A Grace College student who had her student teaching experience interrupted by the Coronavirus crisis and Jan Knoop, an adjunct professor at the college, are quoted in a story on the news site, Chalkboard. A portion of the story appears below. Click here to read the complete article.
Indiana student teachers were ‘getting their feet under them.’ Then coronavirus hit.
A few days after the coronavirus crisis closed the school building where Micaela Box is a student teacher, Box decided to write 23 letters — one for each of her fourth-grade students at Lincoln Elementary in Warsaw, Indiana. Included in each one was her favorite memory with them.
The Grace College senior, who was 10 weeks into her 16 weeks of student teaching when the building shuttered, said she wrote the letters because she won’t be able to hug her first class of students goodbye. But also because she was worried about a couple of students who weren’t logging in for e-learning or joining class video conferences.
“The hardest part, for me, is not seeing them,” said Box. It came as a relief when two of her students wrote back.
Student teachers’ last opportunity to practice leading a class was either cut short or switched to e-learning, where their interactions with students are limited and some projects they had planned are impossible. Meanwhile, coronavirus closures have complicated their path to earning a teaching license and finding a job for the fall — fallout that some worried would worsen the state’s teacher shortage. …

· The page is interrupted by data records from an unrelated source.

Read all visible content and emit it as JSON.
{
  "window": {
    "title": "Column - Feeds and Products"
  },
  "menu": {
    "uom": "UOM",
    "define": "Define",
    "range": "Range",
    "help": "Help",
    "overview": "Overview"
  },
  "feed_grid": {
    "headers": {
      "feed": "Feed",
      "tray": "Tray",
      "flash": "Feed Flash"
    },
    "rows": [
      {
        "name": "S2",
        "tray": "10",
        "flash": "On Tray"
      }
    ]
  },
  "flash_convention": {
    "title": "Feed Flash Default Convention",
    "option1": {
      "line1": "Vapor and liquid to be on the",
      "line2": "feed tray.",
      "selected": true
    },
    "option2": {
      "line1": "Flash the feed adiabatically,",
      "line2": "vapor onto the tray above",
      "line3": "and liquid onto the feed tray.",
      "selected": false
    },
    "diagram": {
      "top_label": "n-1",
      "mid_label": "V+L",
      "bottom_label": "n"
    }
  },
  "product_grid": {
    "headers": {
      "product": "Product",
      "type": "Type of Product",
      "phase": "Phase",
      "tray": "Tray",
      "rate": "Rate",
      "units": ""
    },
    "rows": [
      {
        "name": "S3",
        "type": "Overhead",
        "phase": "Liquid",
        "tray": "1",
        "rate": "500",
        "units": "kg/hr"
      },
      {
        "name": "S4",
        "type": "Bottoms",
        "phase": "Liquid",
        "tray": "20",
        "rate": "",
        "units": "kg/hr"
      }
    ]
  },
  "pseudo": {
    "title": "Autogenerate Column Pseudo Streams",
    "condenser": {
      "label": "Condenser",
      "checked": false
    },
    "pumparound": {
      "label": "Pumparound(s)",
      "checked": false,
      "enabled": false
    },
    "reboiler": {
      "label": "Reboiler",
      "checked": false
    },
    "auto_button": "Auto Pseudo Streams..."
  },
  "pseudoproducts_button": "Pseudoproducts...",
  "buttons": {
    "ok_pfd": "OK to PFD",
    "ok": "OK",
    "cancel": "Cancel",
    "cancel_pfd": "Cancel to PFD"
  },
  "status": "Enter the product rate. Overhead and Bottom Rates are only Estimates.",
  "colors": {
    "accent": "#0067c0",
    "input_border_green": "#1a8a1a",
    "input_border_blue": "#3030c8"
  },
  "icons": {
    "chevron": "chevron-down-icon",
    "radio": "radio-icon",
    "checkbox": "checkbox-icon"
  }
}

The biggest loss, professors say, is missing the end of the school year, which is a critical time for the state’s thousands of student teachers. For many, it’s when they are allowed to take over a class entirely, following weeks of working with a mentor teacher and building relationships with students.
“It was about the time that they were getting their feet under them and they were developing a real confidence that, ‘I can do this,’” said Jan Knoop, an adjunct professor at Grace College. “That’s when all of this hit, and it was a rather abrupt ending.” …
For her part, Box had been working as the lead teacher before her school closed — slowly taking over teaching responsibilities one subject at a time. But she has stepped back into a supporting role as lessons moved online.
“This is just a great example of how flexible you need to be as a teacher,” Box said. “I’m hoping this will never happen again, but I’m glad I’ve gotten to experience this as a student teacher to learn how to deal with this and still know how to classroom manage.”